Ii. the expression or expression quantity of one or more biomarkers in the biological sample from patient are determined, Wherein described biomarker is selected from the group consisted of：ER is positive, VHL functions loss mutation (VHL- is negative), HER2 mistakes Expression, EGFR mutation, MET mutation, the biomarker of neuroblastoma；EWS-FLI1, STAT1-pS727, STAT1, or Inactivating mutations in ETV1, FLI1, SMC3, SMC1A, RAD21 or STAG2；

Iii. determine whether the expression of assessment or expression quantity are higher or lower than in corresponding normal cell in step (ii) It was found that scope, for example, related a certain amount of higher or lower than increasing or decreasing for the clinical Benefit to patient；With

Iv. the patient optionally described in the compounds for treating of effective dose.

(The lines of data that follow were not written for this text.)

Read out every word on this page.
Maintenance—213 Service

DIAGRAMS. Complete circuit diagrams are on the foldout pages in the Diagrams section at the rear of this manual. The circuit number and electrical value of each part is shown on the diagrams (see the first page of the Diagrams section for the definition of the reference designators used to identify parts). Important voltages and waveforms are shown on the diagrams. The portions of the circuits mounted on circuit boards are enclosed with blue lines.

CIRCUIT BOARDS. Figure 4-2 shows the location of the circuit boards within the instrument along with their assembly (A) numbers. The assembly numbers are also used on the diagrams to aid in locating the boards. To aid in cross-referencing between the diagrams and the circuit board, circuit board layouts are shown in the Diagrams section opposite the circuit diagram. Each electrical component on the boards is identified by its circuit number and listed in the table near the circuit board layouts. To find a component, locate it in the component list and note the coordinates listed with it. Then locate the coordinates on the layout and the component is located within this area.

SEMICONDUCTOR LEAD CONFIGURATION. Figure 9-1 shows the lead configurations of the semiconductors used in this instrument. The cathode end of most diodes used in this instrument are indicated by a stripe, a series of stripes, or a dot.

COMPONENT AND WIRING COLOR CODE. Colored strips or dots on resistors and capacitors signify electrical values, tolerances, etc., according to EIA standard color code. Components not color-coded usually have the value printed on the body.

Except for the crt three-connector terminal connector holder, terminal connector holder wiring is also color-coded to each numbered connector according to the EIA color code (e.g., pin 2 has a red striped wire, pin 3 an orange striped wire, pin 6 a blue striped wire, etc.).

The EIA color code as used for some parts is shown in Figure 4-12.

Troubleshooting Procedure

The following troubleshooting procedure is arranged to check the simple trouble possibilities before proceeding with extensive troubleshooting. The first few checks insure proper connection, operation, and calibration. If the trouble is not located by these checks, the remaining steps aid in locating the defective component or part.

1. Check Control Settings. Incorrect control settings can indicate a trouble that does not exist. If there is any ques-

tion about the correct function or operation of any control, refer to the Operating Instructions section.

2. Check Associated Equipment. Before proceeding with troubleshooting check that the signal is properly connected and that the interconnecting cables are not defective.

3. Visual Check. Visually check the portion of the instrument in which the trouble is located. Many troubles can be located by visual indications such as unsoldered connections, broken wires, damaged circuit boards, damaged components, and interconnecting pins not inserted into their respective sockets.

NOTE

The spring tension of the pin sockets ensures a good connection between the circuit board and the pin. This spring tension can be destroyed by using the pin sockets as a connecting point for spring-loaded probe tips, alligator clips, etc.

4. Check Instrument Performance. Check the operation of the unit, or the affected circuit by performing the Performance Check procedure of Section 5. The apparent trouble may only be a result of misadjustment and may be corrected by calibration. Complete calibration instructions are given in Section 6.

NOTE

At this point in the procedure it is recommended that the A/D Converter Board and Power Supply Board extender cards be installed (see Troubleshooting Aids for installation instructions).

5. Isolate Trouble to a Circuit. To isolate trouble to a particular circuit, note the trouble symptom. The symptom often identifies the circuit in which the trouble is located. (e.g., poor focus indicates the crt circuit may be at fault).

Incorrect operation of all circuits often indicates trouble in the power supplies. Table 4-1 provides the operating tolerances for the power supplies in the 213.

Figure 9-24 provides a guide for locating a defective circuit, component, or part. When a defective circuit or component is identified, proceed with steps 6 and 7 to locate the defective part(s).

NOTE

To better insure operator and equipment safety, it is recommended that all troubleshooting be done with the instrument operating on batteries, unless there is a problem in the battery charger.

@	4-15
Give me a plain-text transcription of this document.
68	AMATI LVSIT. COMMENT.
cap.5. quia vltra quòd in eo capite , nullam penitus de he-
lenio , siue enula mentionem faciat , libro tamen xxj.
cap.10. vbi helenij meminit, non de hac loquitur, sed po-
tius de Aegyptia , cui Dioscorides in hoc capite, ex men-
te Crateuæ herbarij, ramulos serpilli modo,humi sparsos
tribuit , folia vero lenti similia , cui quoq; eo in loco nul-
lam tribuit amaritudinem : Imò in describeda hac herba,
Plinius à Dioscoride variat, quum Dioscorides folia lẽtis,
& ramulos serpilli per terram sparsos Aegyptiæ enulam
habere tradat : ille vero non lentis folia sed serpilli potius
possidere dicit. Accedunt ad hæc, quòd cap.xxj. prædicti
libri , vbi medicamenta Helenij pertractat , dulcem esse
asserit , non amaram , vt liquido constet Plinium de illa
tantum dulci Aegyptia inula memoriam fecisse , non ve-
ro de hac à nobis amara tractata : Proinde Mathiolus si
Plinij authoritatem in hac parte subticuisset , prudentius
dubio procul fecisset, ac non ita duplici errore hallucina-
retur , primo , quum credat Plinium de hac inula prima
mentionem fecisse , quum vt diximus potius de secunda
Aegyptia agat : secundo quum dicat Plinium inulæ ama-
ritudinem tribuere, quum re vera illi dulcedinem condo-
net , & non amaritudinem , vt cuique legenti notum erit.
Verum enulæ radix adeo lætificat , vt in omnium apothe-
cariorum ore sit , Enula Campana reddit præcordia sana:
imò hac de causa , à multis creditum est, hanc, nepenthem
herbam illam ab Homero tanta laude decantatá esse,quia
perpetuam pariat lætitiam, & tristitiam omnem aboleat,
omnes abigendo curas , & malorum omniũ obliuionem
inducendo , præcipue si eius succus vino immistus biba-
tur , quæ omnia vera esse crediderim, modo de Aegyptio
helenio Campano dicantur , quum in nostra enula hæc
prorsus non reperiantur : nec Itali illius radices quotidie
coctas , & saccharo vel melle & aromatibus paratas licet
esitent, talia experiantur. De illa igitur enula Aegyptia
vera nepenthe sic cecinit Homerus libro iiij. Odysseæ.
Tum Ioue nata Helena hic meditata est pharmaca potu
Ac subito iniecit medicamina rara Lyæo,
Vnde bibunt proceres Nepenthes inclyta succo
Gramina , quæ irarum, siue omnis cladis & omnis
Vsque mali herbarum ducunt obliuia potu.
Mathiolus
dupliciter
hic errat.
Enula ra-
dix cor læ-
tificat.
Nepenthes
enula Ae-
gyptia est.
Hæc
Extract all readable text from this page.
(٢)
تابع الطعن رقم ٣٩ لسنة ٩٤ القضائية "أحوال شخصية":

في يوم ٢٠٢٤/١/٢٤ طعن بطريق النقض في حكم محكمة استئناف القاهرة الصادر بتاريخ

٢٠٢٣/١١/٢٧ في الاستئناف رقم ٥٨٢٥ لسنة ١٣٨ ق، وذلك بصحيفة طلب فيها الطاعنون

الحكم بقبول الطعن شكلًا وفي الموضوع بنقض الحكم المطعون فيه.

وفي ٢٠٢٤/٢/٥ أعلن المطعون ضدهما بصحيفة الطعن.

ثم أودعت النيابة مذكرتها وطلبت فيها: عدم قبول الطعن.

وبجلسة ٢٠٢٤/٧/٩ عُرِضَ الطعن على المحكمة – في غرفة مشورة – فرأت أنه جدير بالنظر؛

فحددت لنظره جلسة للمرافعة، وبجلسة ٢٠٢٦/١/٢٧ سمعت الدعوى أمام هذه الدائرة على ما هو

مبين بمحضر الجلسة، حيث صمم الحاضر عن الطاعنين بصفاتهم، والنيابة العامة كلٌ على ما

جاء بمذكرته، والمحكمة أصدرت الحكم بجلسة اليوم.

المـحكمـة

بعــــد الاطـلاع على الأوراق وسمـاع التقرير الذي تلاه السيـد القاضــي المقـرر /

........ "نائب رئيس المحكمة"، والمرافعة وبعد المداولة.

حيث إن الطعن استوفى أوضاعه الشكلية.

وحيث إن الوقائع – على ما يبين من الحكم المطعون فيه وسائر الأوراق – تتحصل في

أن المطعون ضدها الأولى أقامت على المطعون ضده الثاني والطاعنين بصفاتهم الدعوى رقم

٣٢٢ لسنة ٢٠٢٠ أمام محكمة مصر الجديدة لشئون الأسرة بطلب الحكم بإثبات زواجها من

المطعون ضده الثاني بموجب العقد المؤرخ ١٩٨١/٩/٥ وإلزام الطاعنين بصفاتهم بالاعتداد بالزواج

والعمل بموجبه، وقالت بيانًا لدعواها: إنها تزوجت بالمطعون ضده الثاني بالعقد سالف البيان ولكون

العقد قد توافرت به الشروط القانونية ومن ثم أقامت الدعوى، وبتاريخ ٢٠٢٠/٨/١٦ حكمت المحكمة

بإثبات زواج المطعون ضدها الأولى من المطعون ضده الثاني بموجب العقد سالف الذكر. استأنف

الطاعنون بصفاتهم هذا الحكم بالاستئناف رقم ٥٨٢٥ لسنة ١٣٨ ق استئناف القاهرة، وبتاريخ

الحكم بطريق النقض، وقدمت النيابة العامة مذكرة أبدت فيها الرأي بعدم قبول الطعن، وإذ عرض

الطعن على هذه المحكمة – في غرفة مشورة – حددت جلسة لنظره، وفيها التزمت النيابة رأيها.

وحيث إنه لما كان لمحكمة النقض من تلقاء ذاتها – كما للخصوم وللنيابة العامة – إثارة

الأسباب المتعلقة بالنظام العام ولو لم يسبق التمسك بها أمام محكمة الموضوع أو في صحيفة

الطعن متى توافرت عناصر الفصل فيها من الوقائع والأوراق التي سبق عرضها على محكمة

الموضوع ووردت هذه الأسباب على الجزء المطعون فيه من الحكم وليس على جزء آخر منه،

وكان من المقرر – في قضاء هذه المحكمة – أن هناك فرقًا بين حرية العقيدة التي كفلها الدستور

79.CDK8/19 inhibitor or its pharmaceutically acceptable salt or oxide are optionally with its pharmaceutically acceptable combination Thing is used to select by having the tumour of response or the method for cancer patient, wherein methods described bag with CDK8/19 inhibitor for treating Include：

I. the tumour or cancer specimen of the patient is obtained；

Ii. the expression or expression quantity of one or more biomarkers in the biological sample from the patient are detected, Wherein described biomarker is selected from the group consisted of：ER is positive, VHL functions loss mutation (VHL- is negative), HER2 mistakes Expression, EGFR mutation, MET mutation, the biomarker of neuroblastoma；EWS-FLI1, STAT1-pS727, STAT1, or Inactivating mutations in ETV1, FLI1, SMC3, SMC1A, RAD21 or STAG2；

Iii. the expression determined in step (ii) is compared with the mutually isogenic expression in control sample, with described in determination Whether patient has response to the treatment of cortex chalone, and the control sample includes having to CDK8/19 inhibitor for representative number The patient of response or predictive animal model and representative number to CDK8/19 inhibitor without or have the trouble of poor response Person；With

Iv. if it is determined that the patient has response to the treatment, then using the compound of effective dose.